Japanese Novels

A piece of good news on the translation front. Manga experts, VIZ Media, will be publishing a line of translated Japanese SF&F novels in the US. The line will be called “Haikasoru”, which is apparently Japanese for “High Castle”. Well, VIZ are based in the San Francisco Bay Area. They know a bit about SF as well, because the editor of the Haikasoru line is a fellow called Nick Mamatas, whom you might have heard of before. Here he is being interviewed.

5 thoughts on “Japanese Novels

  1. “Haikasoru” is what you would get if tried to render “High Castle” in the Japanese writing system (probably– YMMV with strong regional accents) and then were to transliterate it back into the Roman alphabet. With only 5 basic vowels, and every available syllable except ン (n) ending in a vowel, Japanese tends to seriously mangle foreign words.

  2. Nick:

    Many thanks.

    Petréa:

    Given that this is a business that is based on translating between Japanese and English, I’m reasonably sure that they have got the name as close as they can.
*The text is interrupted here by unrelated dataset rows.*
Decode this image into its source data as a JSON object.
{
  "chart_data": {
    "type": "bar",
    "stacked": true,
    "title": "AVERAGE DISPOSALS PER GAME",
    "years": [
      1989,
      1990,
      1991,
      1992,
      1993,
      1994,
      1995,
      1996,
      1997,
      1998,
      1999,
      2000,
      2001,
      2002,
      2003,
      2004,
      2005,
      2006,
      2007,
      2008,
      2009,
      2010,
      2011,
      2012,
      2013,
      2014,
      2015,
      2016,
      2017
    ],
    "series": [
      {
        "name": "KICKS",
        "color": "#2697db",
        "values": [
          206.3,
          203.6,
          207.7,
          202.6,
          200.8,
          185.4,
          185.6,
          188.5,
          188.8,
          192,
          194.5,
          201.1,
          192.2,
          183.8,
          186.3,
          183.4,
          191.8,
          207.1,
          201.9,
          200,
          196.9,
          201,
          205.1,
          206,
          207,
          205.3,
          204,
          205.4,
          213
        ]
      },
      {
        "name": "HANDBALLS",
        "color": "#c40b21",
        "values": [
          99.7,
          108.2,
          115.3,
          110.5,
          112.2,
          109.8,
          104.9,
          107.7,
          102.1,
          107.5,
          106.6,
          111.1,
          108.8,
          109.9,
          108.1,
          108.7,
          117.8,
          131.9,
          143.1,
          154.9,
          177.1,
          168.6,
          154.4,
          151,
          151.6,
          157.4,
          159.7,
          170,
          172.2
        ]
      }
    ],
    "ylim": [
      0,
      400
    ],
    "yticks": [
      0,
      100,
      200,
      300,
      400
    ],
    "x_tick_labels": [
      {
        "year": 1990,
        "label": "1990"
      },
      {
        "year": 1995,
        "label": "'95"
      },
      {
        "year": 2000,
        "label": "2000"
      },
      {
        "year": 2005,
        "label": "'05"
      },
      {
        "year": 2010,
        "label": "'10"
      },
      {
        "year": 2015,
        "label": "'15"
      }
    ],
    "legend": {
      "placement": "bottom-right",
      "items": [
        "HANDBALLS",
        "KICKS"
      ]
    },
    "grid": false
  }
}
As you say, it isn’t easy.

  3. Oh, I don’t mean any criticism to them– in fact, I expect they picked something which gets especially mangled on purpose. To the young Japanophiles who are already reading Viz Media’s other lines, Nipponized English signifies hipness. (And then you have the reference to a classic sf work for everyone who doesn’t care.)

  4. I am sure the “mangling” is deliberate, as otherwise they would have simply called it 高い城, as used in the Japanese translation of the original novel.